I don’t know why Eric keeps talking about the general tariffs or trade war with China here, or rather I do and it’s very obviously a conflation designed as a rhetorical trick. That’s a completely distinct issue, and I here take no position on that fight other than to note that our actions were not confined to China, and we very obviously shouldn’t be going after our trading partners and allies in these ways – including by Sacks’s logic.

The core proposal here is that, again:

  1. We gave China less to work with, put them at a disadvantage.

  2. They are managing to compete with us despite (his word) the disadvantage.

  3. Therefore we should take away their disadvantage.

It’s literal text. “America should sanction our men’s soccer team, too, so they will do better.” Should we also go break their legs?
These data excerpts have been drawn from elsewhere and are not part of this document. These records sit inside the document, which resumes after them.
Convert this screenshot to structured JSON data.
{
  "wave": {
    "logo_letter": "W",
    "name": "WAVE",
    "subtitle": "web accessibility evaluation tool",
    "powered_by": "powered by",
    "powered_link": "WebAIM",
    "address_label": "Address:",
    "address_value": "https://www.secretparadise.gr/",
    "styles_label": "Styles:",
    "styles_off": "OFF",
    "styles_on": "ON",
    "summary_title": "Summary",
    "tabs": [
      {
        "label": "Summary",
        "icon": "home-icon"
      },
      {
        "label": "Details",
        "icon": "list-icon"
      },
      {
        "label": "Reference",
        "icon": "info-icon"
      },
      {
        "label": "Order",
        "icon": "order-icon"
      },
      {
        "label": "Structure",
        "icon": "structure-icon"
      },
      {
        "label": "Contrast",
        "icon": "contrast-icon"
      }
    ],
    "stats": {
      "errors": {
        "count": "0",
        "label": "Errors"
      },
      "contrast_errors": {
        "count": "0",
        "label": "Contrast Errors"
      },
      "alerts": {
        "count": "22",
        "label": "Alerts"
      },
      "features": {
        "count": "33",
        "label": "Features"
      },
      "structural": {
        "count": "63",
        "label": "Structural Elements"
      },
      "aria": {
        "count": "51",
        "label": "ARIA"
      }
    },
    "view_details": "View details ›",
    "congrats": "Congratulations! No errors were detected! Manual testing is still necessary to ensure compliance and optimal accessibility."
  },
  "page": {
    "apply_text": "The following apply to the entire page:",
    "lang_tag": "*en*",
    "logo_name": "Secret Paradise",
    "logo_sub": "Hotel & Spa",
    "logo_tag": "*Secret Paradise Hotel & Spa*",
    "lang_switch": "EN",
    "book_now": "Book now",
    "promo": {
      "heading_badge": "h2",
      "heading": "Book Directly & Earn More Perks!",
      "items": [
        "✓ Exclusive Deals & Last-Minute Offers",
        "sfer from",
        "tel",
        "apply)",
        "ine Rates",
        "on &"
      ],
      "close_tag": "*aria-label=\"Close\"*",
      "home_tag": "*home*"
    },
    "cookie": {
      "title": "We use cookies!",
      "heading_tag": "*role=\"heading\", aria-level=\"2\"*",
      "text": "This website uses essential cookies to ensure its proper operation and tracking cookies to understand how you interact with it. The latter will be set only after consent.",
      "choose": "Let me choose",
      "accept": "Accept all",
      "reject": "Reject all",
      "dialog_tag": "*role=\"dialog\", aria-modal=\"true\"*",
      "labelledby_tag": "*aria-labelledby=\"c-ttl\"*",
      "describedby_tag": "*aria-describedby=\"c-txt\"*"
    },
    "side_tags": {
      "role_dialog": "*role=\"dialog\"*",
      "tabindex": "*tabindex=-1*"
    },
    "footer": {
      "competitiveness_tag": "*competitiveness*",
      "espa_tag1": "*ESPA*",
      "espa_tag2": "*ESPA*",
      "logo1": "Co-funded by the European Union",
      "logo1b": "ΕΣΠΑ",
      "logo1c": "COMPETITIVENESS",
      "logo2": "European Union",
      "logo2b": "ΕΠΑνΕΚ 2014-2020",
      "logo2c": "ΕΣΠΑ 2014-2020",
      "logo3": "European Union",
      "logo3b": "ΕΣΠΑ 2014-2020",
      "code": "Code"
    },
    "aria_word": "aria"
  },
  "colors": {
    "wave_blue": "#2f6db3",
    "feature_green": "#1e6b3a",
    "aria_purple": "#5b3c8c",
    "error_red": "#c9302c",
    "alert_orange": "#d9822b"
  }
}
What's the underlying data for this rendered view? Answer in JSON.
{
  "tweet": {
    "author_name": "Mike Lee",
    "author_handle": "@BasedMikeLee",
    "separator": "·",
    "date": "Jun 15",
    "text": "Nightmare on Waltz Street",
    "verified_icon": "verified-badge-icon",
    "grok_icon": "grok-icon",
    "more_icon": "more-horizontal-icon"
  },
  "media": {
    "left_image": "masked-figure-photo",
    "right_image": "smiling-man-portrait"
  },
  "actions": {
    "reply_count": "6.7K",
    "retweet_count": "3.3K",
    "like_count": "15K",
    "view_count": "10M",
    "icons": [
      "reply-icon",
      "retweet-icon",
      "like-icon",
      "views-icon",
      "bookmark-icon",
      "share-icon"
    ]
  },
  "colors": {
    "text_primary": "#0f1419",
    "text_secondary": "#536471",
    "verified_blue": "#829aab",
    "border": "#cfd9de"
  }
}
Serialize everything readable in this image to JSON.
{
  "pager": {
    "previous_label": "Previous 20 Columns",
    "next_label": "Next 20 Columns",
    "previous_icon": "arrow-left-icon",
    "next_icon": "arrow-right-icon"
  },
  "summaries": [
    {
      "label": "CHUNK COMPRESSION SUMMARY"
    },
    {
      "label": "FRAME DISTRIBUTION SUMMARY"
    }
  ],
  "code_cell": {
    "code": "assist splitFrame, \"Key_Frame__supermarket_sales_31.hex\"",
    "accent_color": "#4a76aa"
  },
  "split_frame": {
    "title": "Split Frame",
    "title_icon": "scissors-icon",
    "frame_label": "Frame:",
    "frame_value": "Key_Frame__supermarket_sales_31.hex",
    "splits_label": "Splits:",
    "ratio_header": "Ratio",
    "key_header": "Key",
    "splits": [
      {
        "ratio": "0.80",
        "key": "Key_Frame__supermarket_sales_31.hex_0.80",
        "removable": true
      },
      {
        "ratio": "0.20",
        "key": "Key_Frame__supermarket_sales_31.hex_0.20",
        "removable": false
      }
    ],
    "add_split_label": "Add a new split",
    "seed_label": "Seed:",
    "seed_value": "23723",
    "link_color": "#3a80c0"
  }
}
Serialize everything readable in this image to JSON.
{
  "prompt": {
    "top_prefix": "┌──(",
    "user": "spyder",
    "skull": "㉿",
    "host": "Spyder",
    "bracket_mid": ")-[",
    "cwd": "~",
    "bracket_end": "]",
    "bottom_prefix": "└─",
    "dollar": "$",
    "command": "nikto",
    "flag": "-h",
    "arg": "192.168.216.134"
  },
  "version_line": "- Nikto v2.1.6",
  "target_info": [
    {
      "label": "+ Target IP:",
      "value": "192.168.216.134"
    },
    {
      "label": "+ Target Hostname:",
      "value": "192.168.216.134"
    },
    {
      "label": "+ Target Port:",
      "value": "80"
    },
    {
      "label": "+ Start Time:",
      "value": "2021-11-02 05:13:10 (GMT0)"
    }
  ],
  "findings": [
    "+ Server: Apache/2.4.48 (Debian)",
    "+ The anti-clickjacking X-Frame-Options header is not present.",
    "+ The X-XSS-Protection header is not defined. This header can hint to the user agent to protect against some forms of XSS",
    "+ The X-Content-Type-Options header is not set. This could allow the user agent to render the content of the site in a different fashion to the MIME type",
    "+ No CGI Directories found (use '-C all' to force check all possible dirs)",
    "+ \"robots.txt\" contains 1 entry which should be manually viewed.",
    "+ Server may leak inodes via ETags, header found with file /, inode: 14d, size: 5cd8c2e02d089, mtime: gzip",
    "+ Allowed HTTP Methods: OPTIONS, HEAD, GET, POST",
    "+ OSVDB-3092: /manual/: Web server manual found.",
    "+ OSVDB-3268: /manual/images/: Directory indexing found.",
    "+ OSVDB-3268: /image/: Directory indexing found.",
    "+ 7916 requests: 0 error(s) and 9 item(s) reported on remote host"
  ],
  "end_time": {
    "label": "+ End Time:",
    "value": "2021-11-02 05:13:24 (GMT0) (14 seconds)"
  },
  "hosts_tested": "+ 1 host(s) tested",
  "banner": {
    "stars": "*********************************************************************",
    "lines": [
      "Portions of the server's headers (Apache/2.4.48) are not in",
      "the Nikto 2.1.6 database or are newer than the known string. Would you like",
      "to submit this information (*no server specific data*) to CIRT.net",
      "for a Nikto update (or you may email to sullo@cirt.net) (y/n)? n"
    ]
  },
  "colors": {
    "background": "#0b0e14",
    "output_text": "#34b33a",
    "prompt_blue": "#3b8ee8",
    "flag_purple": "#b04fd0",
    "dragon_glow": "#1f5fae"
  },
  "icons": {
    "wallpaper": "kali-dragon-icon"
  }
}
Would that help?

Then there’s a strange mix of ‘China is winning so we should become a centrally planned economy,’ mixed with ‘China is winning so we cannot afford to ever have any regulations on everything.’ Often both are coming from the same people. It’s weird.

So, shouting from the rooftops, once more with feeling for the people in the back:

  1. America is ahead of China in AI.

  2. Diffusion rules serve to protect America’s technological lead where it matters.

  3. UAE, Qatar and Saudi Arabia are not reliable American allies, nor are they important markets for our technology. We should not be handing them large shares of the world’s most valuable resource, compute.

  4. The exact diffusion rule is gone but something similar must take its place, to do otherwise would be how America ‘loses the AI race.’

  5. Not having any meaningful regulations at all on AI, or ‘building machines that are smarter and more capable than humans,’ is not a good idea, nor would it mean America would ‘lose the AI race.’

  6. AI is currently virtually unregulated as a distinct entity, so ‘repeal 10 regulations for every one you add’ is to not regulate at all building machines that are soon likely to be smarter and more capable than humans, or anything else either.

  7. ‘Winning the AI race’ is about racing to superintelligence. It is not about who gets to build the GPU. The reason to ‘win’ the ‘race’ is not market share in selling big tech solutions. It is especially not about who gets to sell others the AI chips.

  8. If we care about American dominance in global markets, including tech markets, stop talking about how what we need to do is not regulate AI, and start talking about the things that will actually help us, or at least stop doing the things that actively hurt us and could actually make us lose.

  1. American AI chips dominate and will continue to dominate. Our access to compute dominates, and will dominate if we enact and enforce strong export controls. American models dominate, we are in 1st, 2nd and 3rd with (in some order) OpenAI, Google and Anthropic. We are at least many months ahead.

    1. There was this one time DeepSeek put out an excellent reasoning model called r1 and an app for it.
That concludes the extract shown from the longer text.